Emotions are healthy
When we’re feeling sad, angry, anxious, overwhelmed, or any other uncomfortable emotion, it’s normal to want to eliminate the feeling altogether. Whether that’s through distraction, numbing, or reframing, the goal is the same: to stop yourself from feeling your feelings. There isn’t anything inherently wrong with this; sometimes we really do need to give ourselves a pep talk or compartmentalize to get through the day. But these strategies become problematic when they’re automatic, consistent, and reinforcing of the idea that being anything but calm or happy is bad.
We are meant to experience a range of emotions, even the uncomfortable ones. Feelings are messages from ourselves to ourselves, and when we give them space to breathe, we can actually help them pass.
The science of emotions
Biologically, emotions are events that have a beginning, middle, and end. There’s a trigger, your body has a physical reaction, and your brain makes meaning of that reaction. The combination of your physical reaction and the meaning you make of it is the emotion.
Emotions are a build up of energy, and your body naturally want to expel that energy. That can look like crying, heavy breathing, laughing, shaking, or speaking. Once that energy is expelled, your body can return to a more neutral state (it’s why you might feel calm and relieved after a good cry). When we interrupt that cycle by suppressing and avoiding our feelings, we don’t allow that energy to be expelled, and our body struggles to return to neutral.
How to let yourself feel
We experience emotions physically, so we must process them physically, too. To all our fellow intellectualizers out there: analyzing your emotional reactions from a distance has its utility, but it’s not the same as experiencing your emotions.
Letting yourself feel can look like crying, screaming into a pillow (yes, we’re serious), exercise, shaking, listening to music that matches the emotion, “brain dump” journaling, doing a body scan, and, our favorite one, sitting quietly for a few minutes and noticing what arises without trying to force or change anything. “Feel to heal” means experiencing emotions without rushing, judging, or minimizing them so that your body can settle instead of staying stuck.
Some important caveats
We are all meant to experience a range of emotions, but for clients who struggle with a mental health disorder — such as an anxiety, mood, or personality disorder — your feelings can reach a level of intensity and frequency that make them challenging to process.
In some cases, trying to sit with and understand your feelings can actually be counterproductive. This is where working with a mental health professional is key; they’ll be able to help you experience emotions in a safe, supportive manner while also making sure you don’t reinforce any unhealthy thought, feeling, or behavioral patterns.
If you have a trauma history (especially body-based trauma), tuning into your body may not feel safe.

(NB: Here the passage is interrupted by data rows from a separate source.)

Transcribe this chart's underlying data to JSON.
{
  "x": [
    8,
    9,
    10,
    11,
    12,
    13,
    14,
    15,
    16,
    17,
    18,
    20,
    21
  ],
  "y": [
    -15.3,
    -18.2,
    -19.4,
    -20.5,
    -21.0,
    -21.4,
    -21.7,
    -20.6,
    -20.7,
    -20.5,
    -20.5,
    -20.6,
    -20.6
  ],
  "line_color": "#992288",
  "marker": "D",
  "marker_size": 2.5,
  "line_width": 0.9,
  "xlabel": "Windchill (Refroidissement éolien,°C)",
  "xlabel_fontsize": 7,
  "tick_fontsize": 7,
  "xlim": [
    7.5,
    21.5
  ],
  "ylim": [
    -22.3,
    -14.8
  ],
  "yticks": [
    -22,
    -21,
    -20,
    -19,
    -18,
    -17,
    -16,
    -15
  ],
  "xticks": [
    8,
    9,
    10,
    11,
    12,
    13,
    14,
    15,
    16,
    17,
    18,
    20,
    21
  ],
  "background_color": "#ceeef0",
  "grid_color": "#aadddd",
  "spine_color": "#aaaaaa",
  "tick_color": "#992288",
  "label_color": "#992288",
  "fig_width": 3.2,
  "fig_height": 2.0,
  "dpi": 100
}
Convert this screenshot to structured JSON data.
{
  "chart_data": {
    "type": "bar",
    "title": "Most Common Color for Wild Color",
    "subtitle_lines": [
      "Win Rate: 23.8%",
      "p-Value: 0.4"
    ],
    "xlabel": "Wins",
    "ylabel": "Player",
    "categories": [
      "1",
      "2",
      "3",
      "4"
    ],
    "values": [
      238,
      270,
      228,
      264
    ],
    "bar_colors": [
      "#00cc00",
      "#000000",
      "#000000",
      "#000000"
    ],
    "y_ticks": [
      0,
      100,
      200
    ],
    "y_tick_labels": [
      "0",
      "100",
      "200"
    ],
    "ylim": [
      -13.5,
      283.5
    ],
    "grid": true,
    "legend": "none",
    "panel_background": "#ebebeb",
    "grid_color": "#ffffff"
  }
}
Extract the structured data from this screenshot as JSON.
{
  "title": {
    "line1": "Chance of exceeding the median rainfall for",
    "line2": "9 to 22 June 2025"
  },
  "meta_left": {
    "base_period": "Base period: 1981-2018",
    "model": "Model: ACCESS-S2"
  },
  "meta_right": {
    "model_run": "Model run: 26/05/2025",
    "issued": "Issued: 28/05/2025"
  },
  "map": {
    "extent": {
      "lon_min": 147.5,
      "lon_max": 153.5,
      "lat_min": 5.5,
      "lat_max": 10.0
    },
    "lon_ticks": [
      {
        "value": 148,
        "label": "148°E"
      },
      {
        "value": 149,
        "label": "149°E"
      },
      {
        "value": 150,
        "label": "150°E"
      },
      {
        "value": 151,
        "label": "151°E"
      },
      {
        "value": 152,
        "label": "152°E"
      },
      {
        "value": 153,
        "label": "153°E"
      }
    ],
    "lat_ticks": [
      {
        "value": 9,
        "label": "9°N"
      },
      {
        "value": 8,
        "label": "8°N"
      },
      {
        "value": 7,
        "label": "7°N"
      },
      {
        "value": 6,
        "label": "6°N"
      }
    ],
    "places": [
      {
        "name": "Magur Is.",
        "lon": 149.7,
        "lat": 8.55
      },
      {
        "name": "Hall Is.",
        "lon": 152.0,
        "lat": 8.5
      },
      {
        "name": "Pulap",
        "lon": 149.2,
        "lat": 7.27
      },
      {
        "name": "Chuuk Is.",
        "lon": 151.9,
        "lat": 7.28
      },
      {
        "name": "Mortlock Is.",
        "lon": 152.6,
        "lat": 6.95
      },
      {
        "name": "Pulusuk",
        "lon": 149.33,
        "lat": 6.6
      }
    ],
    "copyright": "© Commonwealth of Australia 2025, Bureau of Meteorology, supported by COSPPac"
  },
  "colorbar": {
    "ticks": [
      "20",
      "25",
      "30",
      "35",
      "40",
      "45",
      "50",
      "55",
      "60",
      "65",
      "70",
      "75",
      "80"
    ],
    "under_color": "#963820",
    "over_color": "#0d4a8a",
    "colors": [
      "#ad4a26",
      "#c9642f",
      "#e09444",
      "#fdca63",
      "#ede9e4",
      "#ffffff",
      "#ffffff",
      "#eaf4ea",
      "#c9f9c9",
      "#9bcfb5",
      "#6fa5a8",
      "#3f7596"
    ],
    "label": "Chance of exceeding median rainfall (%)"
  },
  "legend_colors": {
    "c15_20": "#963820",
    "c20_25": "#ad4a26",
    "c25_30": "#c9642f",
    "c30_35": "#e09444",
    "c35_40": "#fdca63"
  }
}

We recommend working with a trained trauma professional who can help you process feelings without compromising your sense of safety.
Sources and additional resources
Waking the Tiger: Healing Trauma by Peter A. Levine & Ann Frederick
Burnout: The Secret to Unlocking the Stress Cycle by Emily Nagoski, Ph.D. & Amelia Nagoski, DMA
Permission to Feel: The Power of Emotional Intelligence to Achieve Well-Being and Success by Marc Brackett, Ph.D.